Similar to the Shanjo, it is possible that the Mbukushu did not interact directly with Khoisan communities, as their single L0k haplotype is shared with the Fwe. Unfortunately, however, due to the small sample size available for the Mbukushu, it is not possible to come to any definitive conclusions concerning their prehistory. Nevertheless, the linguistic data, too, is compatible with a possible influx of the click words in this language not through direct interaction with Khoisan speakers, but through borrowing from a Bantu language with clicks belonging to a different subgroup.2

In summary, although we cannot exclude substantial amounts of paternal gene flow from a Khwe-like source population and thus language shift, the genetic and linguistic data are in favor of admixture in the maternal line between some of the Bantu groups from Zambia and Khoisan-speaking populations.
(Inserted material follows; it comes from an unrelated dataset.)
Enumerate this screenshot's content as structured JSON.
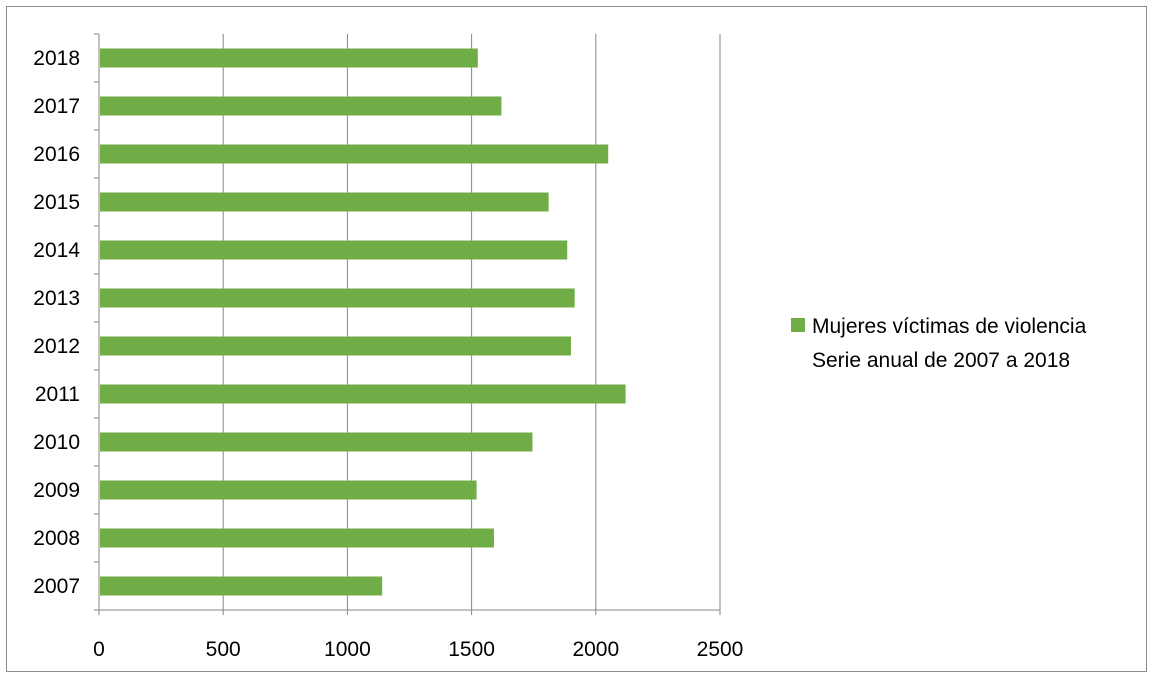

The amount of this intermarriage does not correlate with the presence of clicks in the languages of the groups concerned, as the Shanjo show a high frequency of Khoisan mtDNA haplotypes in the absence of clicks. The precise modality of the contact between the ancestors of the Fwe and Khoisan-speaking populations is hard to elucidate, but ultimate replacement of the Khoisan group by the Bantu-speaking community coupled with some female-biased admixture is the most plausible scenario. Furthermore, our results show that the mtDNA composition of the ancestral Khoisan population is most likely to have been distinct from that found in Khoisan groups investigated to date, pointing to the existence of deep genetic structure in the ancestral Khoisan groups of southern Africa. This demonstrates that it will be possible to gain insights into the genetic structure of pre-Bantu Khoisan groups that may no longer exist by looking for their genetic traces in Bantu groups that they admixed with. However, our conclusions are hampered by a lack of comparative data, and in order to obtain further insights into the history of interactions between the immigrating Bantu speech communities and the autochthonous Khoisan groups, more data from populations speaking Khoisan languages as well as Bantu-speaking groups of southern and central Africa are needed.